Definitely played a lot with unskippable cut scenes too. Mostly avoid those games now.
started Red Dead Redemption 1 last night, seems like just hitting esc during cutscene pauses it.
Admittedly I was wanting to go to settings and drop some settings, but that’s only allowed during gameplay, not cutscenes x)
Conversely I can’t remember a game in recent memory that didn’t let me pause in cutscenes.
Just off of my head: Ubisoft games, Control, Shadow of Mordor, Crysis, Witchers, Borderlands 2, Devil May Cry, Celeste had it.
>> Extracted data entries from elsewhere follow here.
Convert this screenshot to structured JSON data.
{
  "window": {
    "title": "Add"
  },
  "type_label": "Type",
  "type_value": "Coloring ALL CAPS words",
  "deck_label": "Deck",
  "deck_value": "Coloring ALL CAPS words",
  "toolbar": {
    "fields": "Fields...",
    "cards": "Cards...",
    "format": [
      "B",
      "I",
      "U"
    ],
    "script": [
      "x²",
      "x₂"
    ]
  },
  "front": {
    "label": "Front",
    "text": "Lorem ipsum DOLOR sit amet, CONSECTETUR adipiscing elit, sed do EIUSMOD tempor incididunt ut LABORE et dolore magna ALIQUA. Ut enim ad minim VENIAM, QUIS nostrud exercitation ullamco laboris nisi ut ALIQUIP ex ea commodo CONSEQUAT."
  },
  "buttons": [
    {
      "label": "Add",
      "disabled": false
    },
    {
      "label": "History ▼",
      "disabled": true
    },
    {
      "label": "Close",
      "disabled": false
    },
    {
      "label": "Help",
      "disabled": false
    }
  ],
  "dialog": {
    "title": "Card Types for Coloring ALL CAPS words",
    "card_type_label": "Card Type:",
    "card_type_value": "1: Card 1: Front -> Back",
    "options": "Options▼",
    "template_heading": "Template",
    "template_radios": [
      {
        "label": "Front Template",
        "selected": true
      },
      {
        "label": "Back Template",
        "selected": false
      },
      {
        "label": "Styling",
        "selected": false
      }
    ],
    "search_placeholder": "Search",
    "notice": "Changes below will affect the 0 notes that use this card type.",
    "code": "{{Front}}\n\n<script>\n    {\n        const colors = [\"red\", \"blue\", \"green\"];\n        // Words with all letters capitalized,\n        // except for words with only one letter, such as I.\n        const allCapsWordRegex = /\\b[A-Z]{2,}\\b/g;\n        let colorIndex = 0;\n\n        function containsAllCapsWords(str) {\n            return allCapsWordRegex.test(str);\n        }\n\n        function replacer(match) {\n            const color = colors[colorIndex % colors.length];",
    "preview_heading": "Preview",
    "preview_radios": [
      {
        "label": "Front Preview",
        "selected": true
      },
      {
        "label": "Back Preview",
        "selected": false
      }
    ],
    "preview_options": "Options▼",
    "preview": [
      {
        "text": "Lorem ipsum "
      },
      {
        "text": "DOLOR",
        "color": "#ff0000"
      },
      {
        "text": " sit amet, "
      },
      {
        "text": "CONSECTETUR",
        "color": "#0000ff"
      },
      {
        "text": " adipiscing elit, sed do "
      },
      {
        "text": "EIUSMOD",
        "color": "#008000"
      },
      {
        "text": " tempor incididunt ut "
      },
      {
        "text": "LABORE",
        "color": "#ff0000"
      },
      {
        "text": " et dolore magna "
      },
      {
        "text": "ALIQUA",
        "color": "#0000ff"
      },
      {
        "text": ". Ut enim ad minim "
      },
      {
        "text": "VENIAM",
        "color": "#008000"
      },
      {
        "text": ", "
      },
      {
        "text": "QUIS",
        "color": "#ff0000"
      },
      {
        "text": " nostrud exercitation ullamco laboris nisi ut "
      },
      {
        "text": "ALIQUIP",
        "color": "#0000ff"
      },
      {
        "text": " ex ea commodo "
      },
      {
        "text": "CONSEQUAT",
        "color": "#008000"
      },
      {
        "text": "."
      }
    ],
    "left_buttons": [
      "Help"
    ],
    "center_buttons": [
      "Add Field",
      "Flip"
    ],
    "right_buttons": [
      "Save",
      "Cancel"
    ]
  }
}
It’s been a very common feature for the last few years and has been very rare before that so it really depends on when you started playing new releases. I’m in my mid-30s and pausing mid-cutscene definitely happended after I stopped being excited about my birthday.
Yeah, I’m probably what you’d call a patient gamer. Usually not playing anything more recent than 5 years old, and often way older.
I recently started another play through of RDR2, while figuring out the settings on my old Linux gaming PC. I’d forgotten how long it is between save points during that oh-so-long first segment up in the mountains. Christ. Having to play for half an hour just to get to a point where I could save up.
Cutscenes especially. The pause button should pause cutscenes, with an option to skip the cutscene on the pause menu. The pause button should never just outright skip the cutscene. It should always pause the cutscene.
So many times as a kid that my mom would walk in and start talking right as a cutscene started. And when I’d go to pause it, it would just skip the entire fucking cutscene instead.
Yeah, pause and skip should be separate things. I have some games pm PC where the ESC key pauses and brings up the menu but to skip the scene you have to be watching it and then hold some specific button like mouse 1 for a couple of seconds to skip. Those are my favorites because I have time to reconsider skipping!
Oh yeah that was the worst. Game devs really shooting themselves in the foot with that design.
Once paused, should it just be a single button? Maybe a menu with an “are you sure? Y/n”, or maybe a hold down one or two buttons together for a couple seconds like on consoles?